Der Hund muss einer, von einem Helfer gelegten, Spur folgen, verlohrene Gegenstände anzeigen und am Ende diese Person anzeigen. Bis auf die Person am Ende gibt es keine signifikanten Unterschiede zur Sportschutzarbeit A - Fährte.

 

2. Fläche

Hier befindet man sich auf einer Fläche von 20.000 bis 30.000 m² großen Gelände (hauptsächlich Wald).
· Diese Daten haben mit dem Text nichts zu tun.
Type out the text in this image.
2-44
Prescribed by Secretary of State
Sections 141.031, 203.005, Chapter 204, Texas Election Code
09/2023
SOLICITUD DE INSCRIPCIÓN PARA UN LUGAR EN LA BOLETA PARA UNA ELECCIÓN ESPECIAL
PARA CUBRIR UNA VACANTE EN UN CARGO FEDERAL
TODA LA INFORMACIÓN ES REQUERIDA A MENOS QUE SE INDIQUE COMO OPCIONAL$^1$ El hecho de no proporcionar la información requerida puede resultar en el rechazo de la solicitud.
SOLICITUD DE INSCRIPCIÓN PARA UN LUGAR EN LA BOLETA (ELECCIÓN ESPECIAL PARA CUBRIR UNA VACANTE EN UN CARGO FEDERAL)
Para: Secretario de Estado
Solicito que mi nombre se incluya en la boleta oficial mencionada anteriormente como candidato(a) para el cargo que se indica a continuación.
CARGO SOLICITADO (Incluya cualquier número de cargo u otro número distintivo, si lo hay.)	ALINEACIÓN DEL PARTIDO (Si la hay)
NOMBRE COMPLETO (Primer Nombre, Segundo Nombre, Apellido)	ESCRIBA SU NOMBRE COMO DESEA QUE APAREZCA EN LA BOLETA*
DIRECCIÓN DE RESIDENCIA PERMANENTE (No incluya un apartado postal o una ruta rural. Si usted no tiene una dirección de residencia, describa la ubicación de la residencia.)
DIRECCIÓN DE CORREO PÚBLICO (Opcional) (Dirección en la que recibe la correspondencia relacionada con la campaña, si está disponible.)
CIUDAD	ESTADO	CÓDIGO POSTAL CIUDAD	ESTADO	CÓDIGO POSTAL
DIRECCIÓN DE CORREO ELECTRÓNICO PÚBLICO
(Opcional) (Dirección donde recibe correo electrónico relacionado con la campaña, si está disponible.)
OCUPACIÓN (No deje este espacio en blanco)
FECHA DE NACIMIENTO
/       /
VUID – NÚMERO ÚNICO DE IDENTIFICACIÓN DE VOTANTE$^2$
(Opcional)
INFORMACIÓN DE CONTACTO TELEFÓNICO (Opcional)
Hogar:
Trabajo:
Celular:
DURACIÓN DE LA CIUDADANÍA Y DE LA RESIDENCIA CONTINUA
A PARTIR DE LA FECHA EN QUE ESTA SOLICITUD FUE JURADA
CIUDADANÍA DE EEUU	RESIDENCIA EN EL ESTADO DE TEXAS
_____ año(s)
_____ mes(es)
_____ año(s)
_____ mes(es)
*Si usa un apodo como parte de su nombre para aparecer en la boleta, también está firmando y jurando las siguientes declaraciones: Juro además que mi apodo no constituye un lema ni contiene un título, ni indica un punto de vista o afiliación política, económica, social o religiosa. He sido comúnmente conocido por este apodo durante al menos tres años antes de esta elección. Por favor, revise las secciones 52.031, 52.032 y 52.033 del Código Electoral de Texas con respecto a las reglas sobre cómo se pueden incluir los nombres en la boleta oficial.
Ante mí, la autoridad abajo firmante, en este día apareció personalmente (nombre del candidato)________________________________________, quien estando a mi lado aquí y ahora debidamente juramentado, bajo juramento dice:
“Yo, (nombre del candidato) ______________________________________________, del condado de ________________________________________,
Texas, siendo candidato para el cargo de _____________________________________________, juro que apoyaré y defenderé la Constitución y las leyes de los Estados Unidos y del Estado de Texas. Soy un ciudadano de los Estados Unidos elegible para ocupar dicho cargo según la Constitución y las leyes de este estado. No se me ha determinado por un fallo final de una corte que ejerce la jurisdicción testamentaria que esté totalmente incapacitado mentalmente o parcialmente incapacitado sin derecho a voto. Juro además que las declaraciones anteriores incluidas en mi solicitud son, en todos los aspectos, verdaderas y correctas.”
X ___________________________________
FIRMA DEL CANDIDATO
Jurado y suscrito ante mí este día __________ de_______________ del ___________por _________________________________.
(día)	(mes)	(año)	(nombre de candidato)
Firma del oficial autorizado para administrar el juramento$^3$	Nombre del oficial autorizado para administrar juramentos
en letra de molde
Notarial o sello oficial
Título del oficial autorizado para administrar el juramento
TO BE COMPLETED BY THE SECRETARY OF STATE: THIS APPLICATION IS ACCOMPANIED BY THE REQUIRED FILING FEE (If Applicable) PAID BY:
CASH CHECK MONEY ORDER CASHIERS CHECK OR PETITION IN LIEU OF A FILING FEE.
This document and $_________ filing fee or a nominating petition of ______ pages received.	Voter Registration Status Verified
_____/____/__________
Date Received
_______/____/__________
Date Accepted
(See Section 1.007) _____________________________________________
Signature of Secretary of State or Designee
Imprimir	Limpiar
Der Hund wird mittels dem Hundeführer (wie beim Revieren im Sportschutz) durch das Gelände geleitet und muss 3-6 Personen durch Bellen (wie Stellen und Verbellen beim Sportschutz) anzeigen.

 

3. Trümmer

Der Hund muss hierbei in einem 800 bis 1.200 m² großen Erdbeben-Trümmergelände (z.B.: eingestürztes Haus) verschüttete Personen unter Ablenkung von Lärm, Helfern und Gerüchen und auf Weisung des Hundeführers (ähnlich dem Revieren im Sportschutz) aufsuchen. Anzuzeigen sind diese Personen wieder mittels Bellen (wie Stellen und Verbellen beim Sportschutz).

 

4. Lawine

Hier muss der Hund von Lawinen verschüttete Personen auffinden und wieder mittels bellen anzeigen.

 

5. Wasser

Dem Hund wird hier unter anderem abverlangt, Rettungsmittel zu ertrinkenden zu bringen, reglose Personen aus dem Wasser zu bergen und Distanzen von bis zu 1000m zu schwimmen.